Person-centred care was sometimes compromised by the levels of agency staffing and by overall staffing levels. People fed back that sometimes activities did not happen as planned, and there were no trips out of the home. Although people’s needs were met, sometimes their preferences could not be, such as their preference to have a bath rather than a shower or wash. Some people and their families fed back that they did not always feel listened to, or that complaints were addressed.
There was a positive culture within the home. Staff felt supported, although reflected that they had been working under increased pressure due to staffing levels and supporting agency staff. Some records were not kept up to date or accurately. The service had identified areas for improvement and had clear actions in place to address these.
For more details, please see the full report which is on the CQC website at www.cqc.org.uk
Rating at last inspection and update
The last rating for this service was good (published 31 March 2017). At this inspection we found some areas now required improvement.
Why we inspected
The inspection was prompted in part due to concerns received about staffing levels, medicines management, falls in the home and the quality assurance measures in place. A decision was made for us to bring forward the planned inspection and examine those risks as part of a comprehensive inspection.

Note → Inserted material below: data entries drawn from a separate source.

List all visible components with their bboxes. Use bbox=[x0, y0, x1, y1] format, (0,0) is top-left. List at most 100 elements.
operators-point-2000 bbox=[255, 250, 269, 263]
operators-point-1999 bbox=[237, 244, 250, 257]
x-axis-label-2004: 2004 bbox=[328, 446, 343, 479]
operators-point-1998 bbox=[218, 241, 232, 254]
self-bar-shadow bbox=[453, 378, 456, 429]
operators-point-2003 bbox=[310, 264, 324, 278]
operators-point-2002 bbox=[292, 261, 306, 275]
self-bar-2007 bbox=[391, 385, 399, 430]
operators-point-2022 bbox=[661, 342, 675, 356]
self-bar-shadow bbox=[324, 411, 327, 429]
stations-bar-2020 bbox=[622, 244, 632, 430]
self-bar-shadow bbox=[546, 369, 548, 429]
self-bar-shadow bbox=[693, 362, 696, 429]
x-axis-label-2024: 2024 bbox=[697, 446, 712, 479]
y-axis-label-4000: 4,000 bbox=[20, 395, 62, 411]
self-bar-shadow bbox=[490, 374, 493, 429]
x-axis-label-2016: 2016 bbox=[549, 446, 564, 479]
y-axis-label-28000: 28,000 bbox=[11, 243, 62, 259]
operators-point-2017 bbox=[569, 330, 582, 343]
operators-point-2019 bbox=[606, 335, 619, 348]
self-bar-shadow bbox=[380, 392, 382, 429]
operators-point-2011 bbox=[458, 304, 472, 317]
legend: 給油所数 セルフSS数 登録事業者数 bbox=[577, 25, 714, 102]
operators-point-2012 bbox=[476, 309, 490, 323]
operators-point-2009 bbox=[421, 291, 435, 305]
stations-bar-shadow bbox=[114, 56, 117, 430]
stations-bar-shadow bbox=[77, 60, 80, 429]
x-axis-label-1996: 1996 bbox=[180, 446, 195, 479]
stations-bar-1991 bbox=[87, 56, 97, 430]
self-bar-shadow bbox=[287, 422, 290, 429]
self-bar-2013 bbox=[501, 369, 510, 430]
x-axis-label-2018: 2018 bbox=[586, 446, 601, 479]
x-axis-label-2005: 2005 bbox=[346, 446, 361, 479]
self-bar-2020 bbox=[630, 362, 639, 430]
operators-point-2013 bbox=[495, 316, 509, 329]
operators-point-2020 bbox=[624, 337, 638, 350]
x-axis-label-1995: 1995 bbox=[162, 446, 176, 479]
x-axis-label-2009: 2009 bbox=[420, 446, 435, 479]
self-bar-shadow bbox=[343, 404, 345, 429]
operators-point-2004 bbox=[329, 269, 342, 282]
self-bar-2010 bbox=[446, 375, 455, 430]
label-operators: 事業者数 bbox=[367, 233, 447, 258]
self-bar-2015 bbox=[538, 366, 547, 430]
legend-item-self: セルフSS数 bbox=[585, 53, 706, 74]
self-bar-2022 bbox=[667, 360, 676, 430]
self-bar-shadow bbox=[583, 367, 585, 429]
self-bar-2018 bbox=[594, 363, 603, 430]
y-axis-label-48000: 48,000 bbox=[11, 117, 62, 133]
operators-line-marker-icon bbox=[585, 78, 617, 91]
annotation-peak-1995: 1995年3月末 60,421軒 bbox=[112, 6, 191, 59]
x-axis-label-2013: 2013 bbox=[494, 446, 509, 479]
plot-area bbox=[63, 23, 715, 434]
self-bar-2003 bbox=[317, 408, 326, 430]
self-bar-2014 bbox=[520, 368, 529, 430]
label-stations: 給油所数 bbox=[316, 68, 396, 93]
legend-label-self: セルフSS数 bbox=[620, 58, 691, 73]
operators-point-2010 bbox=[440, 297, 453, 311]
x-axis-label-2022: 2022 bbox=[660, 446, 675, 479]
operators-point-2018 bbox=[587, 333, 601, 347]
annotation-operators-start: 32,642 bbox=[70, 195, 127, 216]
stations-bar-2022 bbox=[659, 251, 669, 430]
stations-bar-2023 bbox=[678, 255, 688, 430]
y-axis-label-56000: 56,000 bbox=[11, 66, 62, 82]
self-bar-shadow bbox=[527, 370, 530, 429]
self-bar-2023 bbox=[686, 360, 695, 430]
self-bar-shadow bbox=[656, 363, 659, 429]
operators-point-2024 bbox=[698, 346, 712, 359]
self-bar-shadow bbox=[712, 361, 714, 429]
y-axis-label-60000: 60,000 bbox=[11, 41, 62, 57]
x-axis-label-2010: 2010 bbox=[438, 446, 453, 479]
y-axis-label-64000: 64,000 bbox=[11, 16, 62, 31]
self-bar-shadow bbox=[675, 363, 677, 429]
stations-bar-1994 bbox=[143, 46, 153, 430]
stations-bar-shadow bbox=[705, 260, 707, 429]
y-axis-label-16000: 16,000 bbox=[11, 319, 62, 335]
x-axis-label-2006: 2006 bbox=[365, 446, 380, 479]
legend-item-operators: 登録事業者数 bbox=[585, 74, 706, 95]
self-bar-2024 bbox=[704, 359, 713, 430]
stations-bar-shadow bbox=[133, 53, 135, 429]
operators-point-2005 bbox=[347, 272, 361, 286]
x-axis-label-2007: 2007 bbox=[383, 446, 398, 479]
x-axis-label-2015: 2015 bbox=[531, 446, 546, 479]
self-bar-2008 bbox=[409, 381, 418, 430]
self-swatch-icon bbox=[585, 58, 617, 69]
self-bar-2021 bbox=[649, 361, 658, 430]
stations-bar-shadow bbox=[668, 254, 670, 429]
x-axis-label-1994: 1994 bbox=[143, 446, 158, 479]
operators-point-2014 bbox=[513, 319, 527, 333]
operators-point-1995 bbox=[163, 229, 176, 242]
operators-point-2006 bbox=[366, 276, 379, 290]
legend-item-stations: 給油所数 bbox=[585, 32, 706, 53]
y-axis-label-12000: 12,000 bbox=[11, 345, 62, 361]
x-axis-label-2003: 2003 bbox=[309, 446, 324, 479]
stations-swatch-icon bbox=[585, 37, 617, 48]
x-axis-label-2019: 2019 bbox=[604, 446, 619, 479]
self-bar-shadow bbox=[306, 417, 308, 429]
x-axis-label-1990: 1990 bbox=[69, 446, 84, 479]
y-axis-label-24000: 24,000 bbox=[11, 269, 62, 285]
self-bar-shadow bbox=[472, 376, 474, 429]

We found no evidence during this inspection that people were at risk of harm from these concerns and the provider had implemented good measures to reduce risks to people following feedback from the Local Authority. However, we did find that people’s experience was affected by the high level of agency staff. Please see the safe, responsive and well-led sections of this full report.
We will continue to monitor information we receive about the service until we return to visit as per our re-inspection programme. If we receive any concerning information we may inspect sooner.